CEO Dylan Field combats organizational slowness by interrogating project timelines. He seeks to understand the underlying assumptions and separate actual work from "well-intentionally added" padding. This forces teams to reason from first principles and justify the true time required, preventing unnecessary delays.
To combat methodical slowness at Twitter, Costolo's first move as CEO was to end consensus-based decision-making. He pushed ownership down the org chart to individual leaders, holding them accountable and dramatically increasing the cadence of execution.
During a major crisis, a leader cannot rely on team consensus because everyone is still aligned with the old, now-invalid strategy. The CEO must dictate the new direction and be willing to be inconsistent to reset the organization quickly.

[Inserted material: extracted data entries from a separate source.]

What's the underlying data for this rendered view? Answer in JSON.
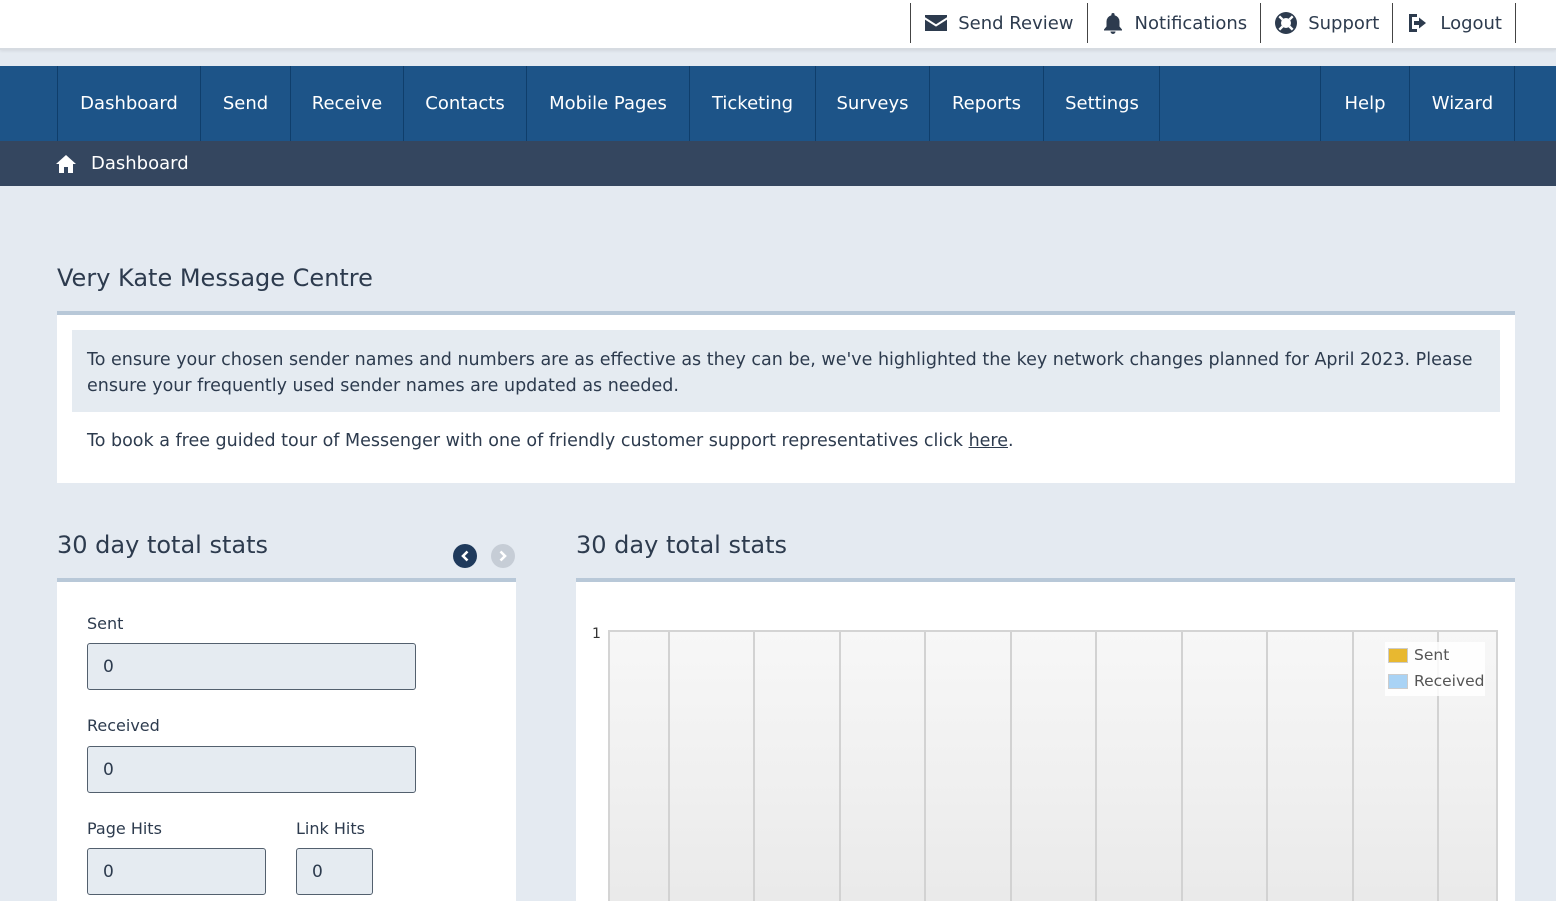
{
  "topbar": {
    "links": [
      {
        "label": "Send Review",
        "icon": "envelope-icon"
      },
      {
        "label": "Notifications",
        "icon": "bell-icon"
      },
      {
        "label": "Support",
        "icon": "lifebuoy-icon"
      },
      {
        "label": "Logout",
        "icon": "sign-out-icon"
      }
    ]
  },
  "nav": {
    "items": [
      "Dashboard",
      "Send",
      "Receive",
      "Contacts",
      "Mobile Pages",
      "Ticketing",
      "Surveys",
      "Reports",
      "Settings"
    ],
    "right_items": [
      "Help",
      "Wizard"
    ]
  },
  "breadcrumb": {
    "icon": "home-icon",
    "label": "Dashboard"
  },
  "message_centre": {
    "title": "Very Kate Message Centre",
    "notice": "To ensure your chosen sender names and numbers are as effective as they can be, we've highlighted the key network changes planned for April 2023. Please ensure your frequently used sender names are updated as needed.",
    "tour_text": "To book a free guided tour of Messenger with one of friendly customer support representatives click ",
    "tour_link": "here",
    "tour_end": "."
  },
  "stats": {
    "title": "30 day total stats",
    "prev_icon": "chevron-left-icon",
    "next_icon": "chevron-right-icon",
    "sent_label": "Sent",
    "sent_value": "0",
    "received_label": "Received",
    "received_value": "0",
    "page_hits_label": "Page Hits",
    "page_hits_value": "0",
    "link_hits_label": "Link Hits",
    "link_hits_value": "0"
  },
  "chart": {
    "title": "30 day total stats",
    "colors": {
      "sent": "#e8b830",
      "received": "#a9d3f5"
    }
  },
  "chart_data": {
    "type": "bar",
    "title": "30 day total stats",
    "y_ticks": [
      "1"
    ],
    "ylim": [
      0,
      1
    ],
    "legend_position": "top-right",
    "grid": true,
    "series": [
      {
        "name": "Sent",
        "values": []
      },
      {
        "name": "Received",
        "values": []
      }
    ]
  }
}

Contrary to the popular bottoms-up startup ethos, a top-down approach is crucial for speed in a large organization. It prevents fragmentation that arises from hundreds of teams pursuing separate initiatives, aligning everyone towards unified missions for faster, more coherent progress.
Taking a strong stance on a strategic question, even if it's not perfectly correct, is a powerful way to accelerate progress. It provides clear direction, allowing a team to skip endless deliberation and move decisively, avoiding the paralysis that comes from trying to keep all options open.
To ensure a culture of honest feedback, a CEO should pitch a convincingly presented but terrible idea. Firing team members who agree with it serves as a "simple test" to eliminate sycophants and identify those who will challenge leadership, which is critical for innovation and avoiding groupthink.
Frequent organizational change, such as reorgs, serves as a natural filter. People who are uncomfortable with flux will self-select out, leaving a team that is more adaptable and aligned with a fast-moving company's needs.
To combat a risk-averse culture bred by years of decline, Arvind Krishna encourages teams to present plans with only 50% confidence. This gives them permission to be ambitious. He then builds management buffers to accommodate the inherent uncertainty, unlocking higher productivity.
Instead of attempting a company-wide transformation, leaders should focus on a small corner of the organization first. Perfecting one team's process and culture creates a successful template and builds momentum, making it easier to then replicate that change "room to room" across the company.